Splicing is performed by a complex of
small nuclear ribonucleoproteins
(snRNPs pronounced as "snurps") known as the
spliceosome. The spliceosome
is composed of 5 snRNPs called U1, U2, U4, U5 and U6, and is aided and regulated by a
large number (about 150) of RNA-binding molecules.
The figure provides a cartoon illustration of how these snRNPs attach to the
RNA and manipulate it in order to splice out the intron into a structure known
as a lariat. The crucial question is: how do these snRNPs know where to attach?
The consensus sequences at the ends of the intron are not specific enough to regulate this
process.
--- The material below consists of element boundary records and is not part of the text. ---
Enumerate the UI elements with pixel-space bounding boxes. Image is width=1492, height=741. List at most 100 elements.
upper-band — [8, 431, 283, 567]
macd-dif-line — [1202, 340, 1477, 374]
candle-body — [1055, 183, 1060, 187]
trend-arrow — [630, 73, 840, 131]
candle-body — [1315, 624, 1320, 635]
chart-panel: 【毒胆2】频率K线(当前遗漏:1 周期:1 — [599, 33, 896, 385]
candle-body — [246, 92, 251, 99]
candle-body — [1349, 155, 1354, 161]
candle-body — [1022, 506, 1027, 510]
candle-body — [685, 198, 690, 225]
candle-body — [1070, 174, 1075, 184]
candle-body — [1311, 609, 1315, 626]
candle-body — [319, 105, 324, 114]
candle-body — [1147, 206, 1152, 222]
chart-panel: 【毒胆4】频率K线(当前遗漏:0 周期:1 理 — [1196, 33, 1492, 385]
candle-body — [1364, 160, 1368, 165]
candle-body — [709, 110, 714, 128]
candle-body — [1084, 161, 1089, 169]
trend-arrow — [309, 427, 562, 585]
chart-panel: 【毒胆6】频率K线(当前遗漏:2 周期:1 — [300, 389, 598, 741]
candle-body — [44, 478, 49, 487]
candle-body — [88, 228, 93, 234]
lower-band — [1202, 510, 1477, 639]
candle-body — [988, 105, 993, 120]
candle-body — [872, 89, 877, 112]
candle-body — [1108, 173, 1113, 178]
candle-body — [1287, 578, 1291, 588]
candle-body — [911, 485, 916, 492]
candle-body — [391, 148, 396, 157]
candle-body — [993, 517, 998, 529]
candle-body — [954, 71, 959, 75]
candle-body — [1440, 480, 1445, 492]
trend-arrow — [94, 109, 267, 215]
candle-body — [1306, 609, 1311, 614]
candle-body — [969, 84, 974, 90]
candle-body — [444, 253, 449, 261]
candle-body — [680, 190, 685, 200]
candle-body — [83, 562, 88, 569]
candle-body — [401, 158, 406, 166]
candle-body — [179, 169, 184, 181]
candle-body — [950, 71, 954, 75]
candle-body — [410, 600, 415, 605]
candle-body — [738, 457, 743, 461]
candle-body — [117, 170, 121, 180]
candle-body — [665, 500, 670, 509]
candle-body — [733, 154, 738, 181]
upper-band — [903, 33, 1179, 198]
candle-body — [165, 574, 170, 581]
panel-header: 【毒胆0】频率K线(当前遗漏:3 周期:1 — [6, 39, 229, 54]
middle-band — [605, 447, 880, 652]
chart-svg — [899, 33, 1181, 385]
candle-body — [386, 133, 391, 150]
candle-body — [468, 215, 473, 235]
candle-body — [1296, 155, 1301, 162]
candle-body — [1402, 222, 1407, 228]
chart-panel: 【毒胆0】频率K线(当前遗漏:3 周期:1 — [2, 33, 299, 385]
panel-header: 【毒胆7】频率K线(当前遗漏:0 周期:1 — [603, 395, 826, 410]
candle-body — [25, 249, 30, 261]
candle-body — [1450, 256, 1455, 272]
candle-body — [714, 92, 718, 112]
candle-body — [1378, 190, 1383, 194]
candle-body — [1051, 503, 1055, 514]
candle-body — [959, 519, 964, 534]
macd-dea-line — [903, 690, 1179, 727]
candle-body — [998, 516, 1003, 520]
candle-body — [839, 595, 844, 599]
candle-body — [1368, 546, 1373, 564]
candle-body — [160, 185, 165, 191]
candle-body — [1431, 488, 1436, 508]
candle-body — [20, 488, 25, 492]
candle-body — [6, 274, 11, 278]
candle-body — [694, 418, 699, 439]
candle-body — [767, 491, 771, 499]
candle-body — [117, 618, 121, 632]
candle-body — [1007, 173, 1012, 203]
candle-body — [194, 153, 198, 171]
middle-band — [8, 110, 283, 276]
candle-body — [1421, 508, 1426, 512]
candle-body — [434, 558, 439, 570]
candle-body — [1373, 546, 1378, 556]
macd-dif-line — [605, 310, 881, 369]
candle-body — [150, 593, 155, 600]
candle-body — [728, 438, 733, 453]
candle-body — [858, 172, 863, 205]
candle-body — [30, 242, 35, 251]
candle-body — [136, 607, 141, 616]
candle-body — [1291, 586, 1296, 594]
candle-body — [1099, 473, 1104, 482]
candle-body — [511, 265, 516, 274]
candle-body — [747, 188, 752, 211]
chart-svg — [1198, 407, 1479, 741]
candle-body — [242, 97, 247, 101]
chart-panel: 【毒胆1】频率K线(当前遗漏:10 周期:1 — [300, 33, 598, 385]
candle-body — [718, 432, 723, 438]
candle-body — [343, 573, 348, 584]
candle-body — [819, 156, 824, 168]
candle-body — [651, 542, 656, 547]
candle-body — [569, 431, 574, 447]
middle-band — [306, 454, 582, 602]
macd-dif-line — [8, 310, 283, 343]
We cannnot just say "Every GU is the start of an intron and every AG is
the end of one". Consensus sequences that don't correspond to actual start and
ends of introns are known as cryptic splice sites.
We know the proces is regulated by additional RNA-binding molecules
that attach to particular sequences of RNA known as Splicing Regulatory Elements (SREs).
Splicing regulatory elemsnts (SREs)
There are 4 main types of SREs:
- ESE: Exonic splicing enhancer, attaches to an exon and promotes splicing nearby.
- ESS: Exonic splicing silencer, attaches to an exon and inhibits splicing nearby.
- ISE: Intronic splicing enhancer, attaches to an intron and promotes splicing nearby.
- ISS: Intronic splicing silencer, attaches to an intron and inhibits splicing nearby.
These splicing enhancer and silencers
are known as cis-acting elements (cis==same) because they are a pattern in the
RNA molecule that affects the splicing of that molecule.
These elements work by recruiting trans-acting elements (trans==different), which
are different proteins present in the nucleus which are recruited into the splicing
machinery.
For example, in the exon,
we generally find ESE sequences close to the exon-intron boundary. These help
recruit SR proteins (a type of RNA-binding protein) which then help the U1 snRNP
attach to the donor site. A consensus sequence that does not have this ESE nearby is
more likely to be a cryptic splice site. As another examples, ESSs can bind
a type of proteins called hnRNP I, which can inhibit splicing by blocking the
interaction between U1 and U2.
Usually, the SREs will correspond to short patterns. When modeling, it is common
to assume they are hexamers (aka 6mers or 6-base long patterns). One important
consideration is that some SRE sequences have been observed to be context
dependent, so they can act as silencers or enhancers depending on the context.
The patterns can also be species specific, and some categories of organisms rely more on intronic
SREs, whereas others rely more on exonic SREs.
In many cases, the action of SREs is additive, so more enhancers nearby will
increase the probability that a particular consensus sequence is a real splice
site. However, sometimes the interactions are non-linear, so a particular
combination of enhancers will have a strong effect even if each enhancer individually
would have none.
A key aspect of the models we are trying to build will be to incorporate what
is known about existing SREs to help train models with less data, as well as
to generate new hypothesis about SREs and their interactions.